Parametric Method Performance for Dynamic 3'-Deoxy-3'-18F-Fluorothymidine PET/CT in Epidermal Growth Factor Receptor-Mutated Non-Small Cell Lung Carcinoma Patients Before and During Therapy

The objective of this study was to validate several parametric methods for quantification of 3'-deoxy-3'-18F-fluorothymidine (18F-FLT) PET in advanced-stage non-small cell lung carcinoma (NSCLC) patients with an activating epidermal growth factor receptor mutation who were treated with gefitinib or erlotinib.

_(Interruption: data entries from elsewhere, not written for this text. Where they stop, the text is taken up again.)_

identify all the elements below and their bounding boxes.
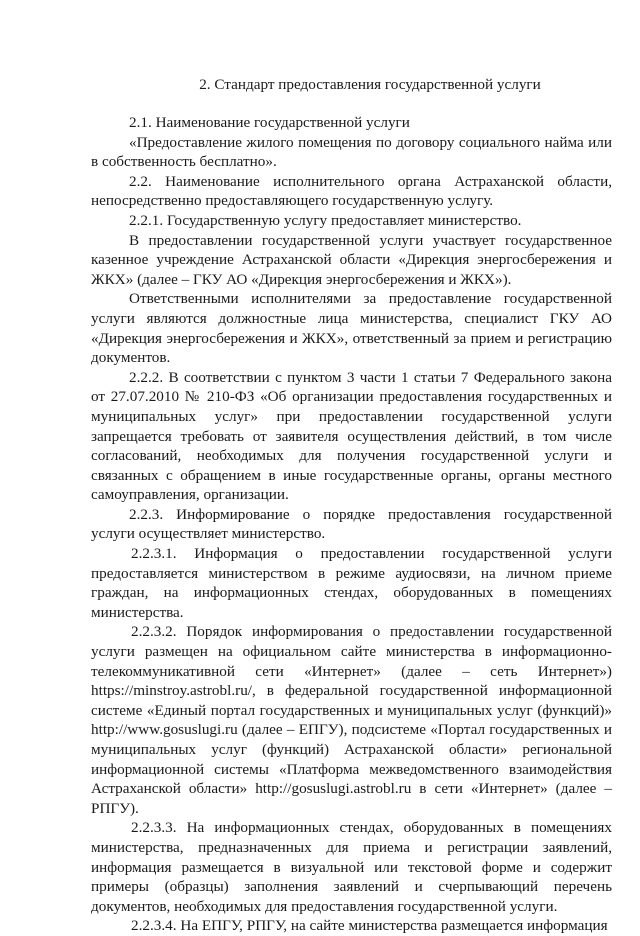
paragraph-2-2-3: 2.2.3. Информирование о порядке предоставления государственной услуги осуществляет министерство. (91, 505, 612, 543)
paragraph-2-2-1: 2.2.1. Государственную услугу предоставляет министерство. (129, 211, 522, 229)
paragraph-2-2-3-1: 2.2.3.1. Информация о предоставлении государственной услуги предоставляется министерством в режиме аудиосвязи, на личном приеме граждан, на информационных стендах, оборудованных в помещениях министерства. (91, 545, 612, 621)
paragraph-service-name: «Предоставление жилого помещения по договору социального найма или в собственность бесплатно». (91, 133, 612, 171)
paragraph-2-2-2: 2.2.2. В соответствии с пунктом 3 части 1 статьи 7 Федерального закона от 27.07.2010 № 210-ФЗ «Об организации предоставления государственных и муниципальных услуг» при предоставлении государственной услуги запрещается требовать от заявителя осуществления действий, в том числе согласований, необходимых для получения государственной услуги и связанных с обращением в иные государственные органы, органы местного самоуправления, организации. (91, 368, 612, 504)
paragraph-responsible: Ответственными исполнителями за предоставление государственной услуги являются должностные лица министерства, специалист ГКУ АО «Дирекция энергосбережения и ЖКХ», ответственный за прием и регистрацию документов. (91, 290, 612, 367)
paragraph-2-2-3-3: 2.2.3.3. На информационных стендах, оборудованных в помещениях министерства, предназначенных для приема и регистрации заявлений, информация размещается в визуальной или текстовой форме и содержит примеры (образцы) заполнения заявлений и счерпывающий перечень документов, необходимых для предоставления государственной услуги. (91, 819, 612, 915)
document-body (91, 113, 612, 936)
paragraph-2-1: 2.1. Наименование государственной услуги (129, 114, 410, 131)
section-title: 2. Стандарт предоставления государственной услуги (199, 76, 541, 93)
paragraph-2-2-3-4: 2.2.3.4. На ЕПГУ, РПГУ, на сайте министерства размещается информация (131, 917, 608, 935)
paragraph-2-2-3-2: 2.2.3.2. Порядок информирования о предоставлении государственной услуги размещен на официальном сайте министерства в информационно-телекоммуникативной сети «Интернет» (далее – сеть Интернет») https://minstroy.astrobl.ru/, в федеральной государственной информационной системе «Единый портал государственных и муниципальных услуг (функций)» http://www.gosuslugi.ru (далее – ЕПГУ), подсистеме «Портал государственных и муниципальных услуг (функций) Астраханской области» региональной информационной системы «Платформа межведомственного взаимодействия Астраханской области» http://gosuslugi.astrobl.ru в сети «Интернет» (далее – РПГУ). (91, 623, 612, 817)
paragraph-2-2: 2.2. Наименование исполнительного органа Астраханской области, непосредственно предоставляющего государственную услугу. (91, 172, 612, 210)
paragraph-participant: В предоставлении государственной услуги участвует государственное казенное учреждение Астраханской области «Дирекция энергосбережения и ЖКХ» (далее – ГКУ АО «Дирекция энергосбережения и ЖКХ»). (91, 231, 612, 288)
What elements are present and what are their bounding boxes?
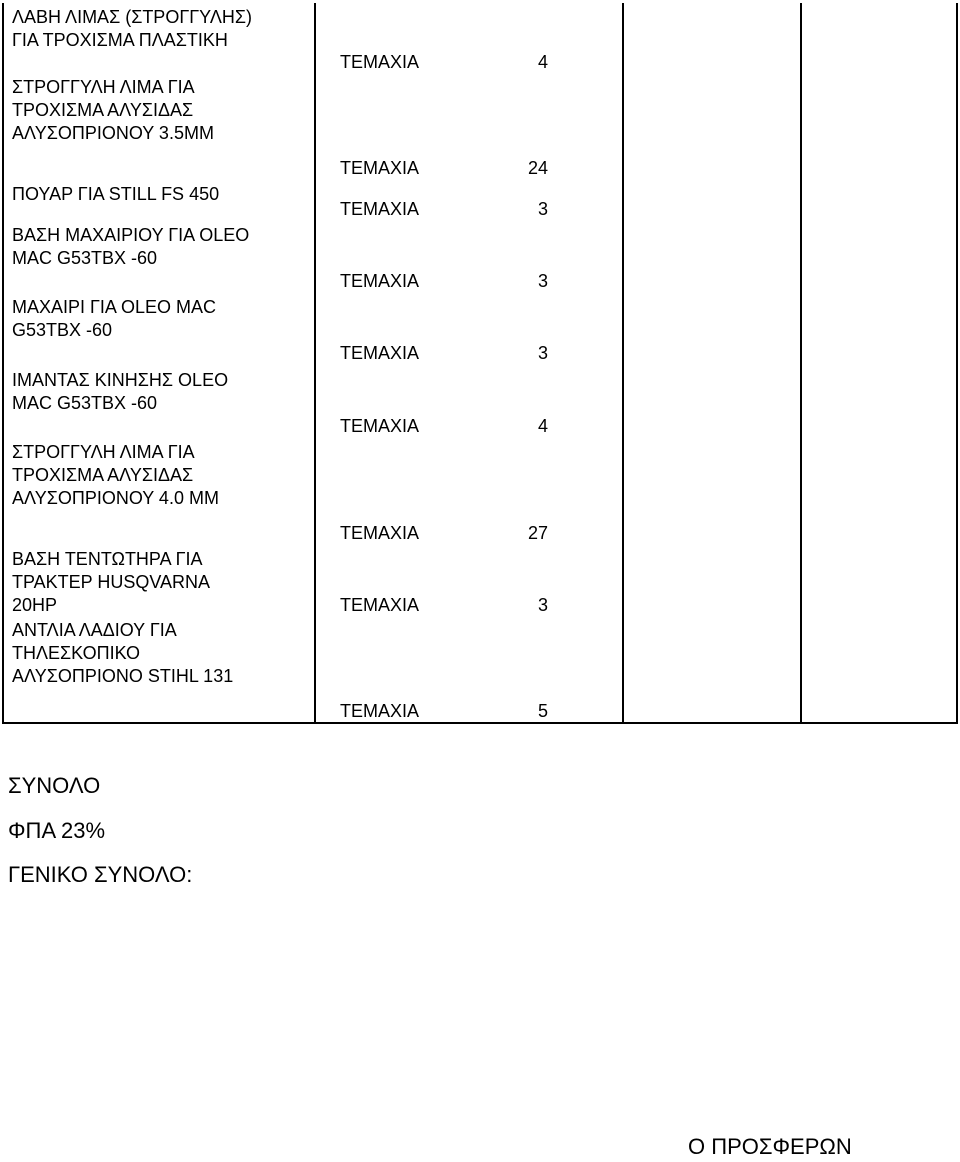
item-description-line: ΠΟΥΑΡ ΓΙΑ STILL FS 450 (12, 184, 220, 204)
item-quantity: 5 (537, 701, 548, 721)
item-description-line: ΛΑΒΗ ΛΙΜΑΣ (ΣΤΡΟΓΓΥΛΗΣ) (12, 7, 252, 27)
grand-total-label: ΓΕΝΙΚΟ ΣΥΝΟΛΟ: (8, 862, 193, 887)
item-unit: ΤΕΜΑΧΙΑ (340, 416, 420, 436)
item-quantity: 4 (537, 52, 548, 72)
table-border-col3 (800, 3, 802, 723)
item-unit: ΤΕΜΑΧΙΑ (340, 343, 420, 363)
table-border-bottom (2, 722, 958, 724)
item-quantity: 3 (537, 343, 548, 363)
item-description-line: ΤΗΛΕΣΚΟΠΙΚΟ (12, 643, 141, 663)
item-unit: ΤΕΜΑΧΙΑ (340, 158, 420, 178)
item-description-line: MAC G53TBX -60 (12, 248, 158, 268)
item-description-line: G53TBX -60 (12, 320, 113, 340)
item-description-line: ΑΛΥΣΟΠΡΙΟΝΟ STIHL 131 (12, 666, 234, 686)
item-description-line: ΤΡΟΧΙΣΜΑ ΑΛΥΣΙΔΑΣ (12, 100, 194, 120)
subtotal-label: ΣΥΝΟΛΟ (8, 773, 101, 798)
item-description-line: ΑΛΥΣΟΠΡΙΟΝΟΥ 3.5ΜΜ (12, 123, 214, 143)
table-border-right (956, 3, 958, 723)
item-unit: ΤΕΜΑΧΙΑ (340, 523, 420, 543)
item-description-line: ΑΝΤΛΙΑ ΛΑΔΙΟΥ ΓΙΑ (12, 620, 177, 640)
item-quantity: 3 (537, 199, 548, 219)
item-description-line: ΑΛΥΣΟΠΡΙΟΝΟΥ 4.0 ΜΜ (12, 488, 219, 508)
table-border-left (2, 3, 4, 723)
item-description-line: ΤΡΑΚΤΕΡ HUSQVARNA (12, 572, 211, 592)
item-unit: ΤΕΜΑΧΙΑ (340, 595, 420, 615)
item-description-line: ΓΙΑ ΤΡΟΧΙΣΜΑ ΠΛΑΣΤΙΚΗ (12, 30, 228, 50)
item-quantity: 27 (527, 523, 548, 543)
item-description-line: ΤΡΟΧΙΣΜΑ ΑΛΥΣΙΔΑΣ (12, 465, 194, 485)
vat-label: ΦΠΑ 23% (8, 818, 106, 843)
table-border-col2 (622, 3, 624, 723)
item-description-line: MAC G53TBX -60 (12, 393, 158, 413)
bidder-signature-label: Ο ΠΡΟΣΦΕΡΩΝ (688, 1134, 852, 1159)
item-description-line: ΜΑΧΑΙΡΙ ΓΙΑ OLEO MAC (12, 297, 216, 317)
item-description-line: ΒΑΣΗ ΤΕΝΤΩΤΗΡΑ ΓΙΑ (12, 549, 203, 569)
item-description-line: ΣΤΡΟΓΓΥΛΗ ΛΙΜΑ ΓΙΑ (12, 442, 195, 462)
table-border-col1 (314, 3, 316, 723)
item-description-line: ΣΤΡΟΓΓΥΛΗ ΛΙΜΑ ΓΙΑ (12, 77, 195, 97)
item-unit: ΤΕΜΑΧΙΑ (340, 199, 420, 219)
item-unit: ΤΕΜΑΧΙΑ (340, 52, 420, 72)
item-quantity: 24 (527, 158, 548, 178)
item-quantity: 3 (537, 595, 548, 615)
item-quantity: 4 (537, 416, 548, 436)
item-description-line: ΒΑΣΗ ΜΑΧΑΙΡΙΟΥ ΓΙΑ OLEO (12, 225, 250, 245)
item-unit: ΤΕΜΑΧΙΑ (340, 701, 420, 721)
item-quantity: 3 (537, 271, 548, 291)
item-description-line: 20HP (12, 595, 58, 615)
item-description-line: ΙΜΑΝΤΑΣ ΚΙΝΗΣΗΣ OLEO (12, 370, 229, 390)
item-unit: ΤΕΜΑΧΙΑ (340, 271, 420, 291)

Furthermore, we evaluated the impact of noise on accuracy and precision of the parametric analyses of dynamic 18F-FLT PET/CT to assess the robustness of these methods. Methods: Ten NSCLC patients underwent dynamic 18F-FLT PET/CT at baseline and 7 and 28 d after the start of treatment. Parametric images were generated using plasma input Logan graphic analysis and 2 basis functions-based methods: a 2-tissue-compartment basis function model (BFM) and spectral analysis (SA). Whole-tumor-averaged parametric pharmacokinetic parameters were compared with those obtained by nonlinear regression of the tumor time-activity curve using a reversible 2-tissue-compartment model with blood volume fraction. In addition, 2 statistically equivalent datasets were generated by countwise splitting the original list-mode data, each containing 50% of the total counts. Both new datasets were reconstructed, and parametric pharmacokinetic parameters were compared between the 2 replicates and the original data. Results: After the settings of each parametric method were optimized, distribution volumes (VT) obtained with Logan graphic analysis, BFM, and SA all correlated well with those derived using nonlinear regression at baseline and during therapy (R2 ≥ 0.94; intraclass correlation coefficient > 0.97). SA-based VT images were most robust to increased noise on a voxel-level (repeatability coefficient, 16% vs. >26%). Yet BFM generated the most accurate K1 values (R2 = 0.94; intraclass correlation coefficient, 0.96). Parametric K1 data showed a larger variability in general; however, no differences were found in robustness between methods (repeatability coefficient, 80%-84%). Conclusion: Both BFM and SA can generate quantitatively accurate parametric 18F-FLT VT images in NSCLC patients before and during therapy. SA was more robust to noise, yet BFM provided more accurate parametric K1 data. We therefore recommend BFM as the preferred parametric method for analysis of dynamic 18F-FLT PET/CT studies; however, SA can also be used.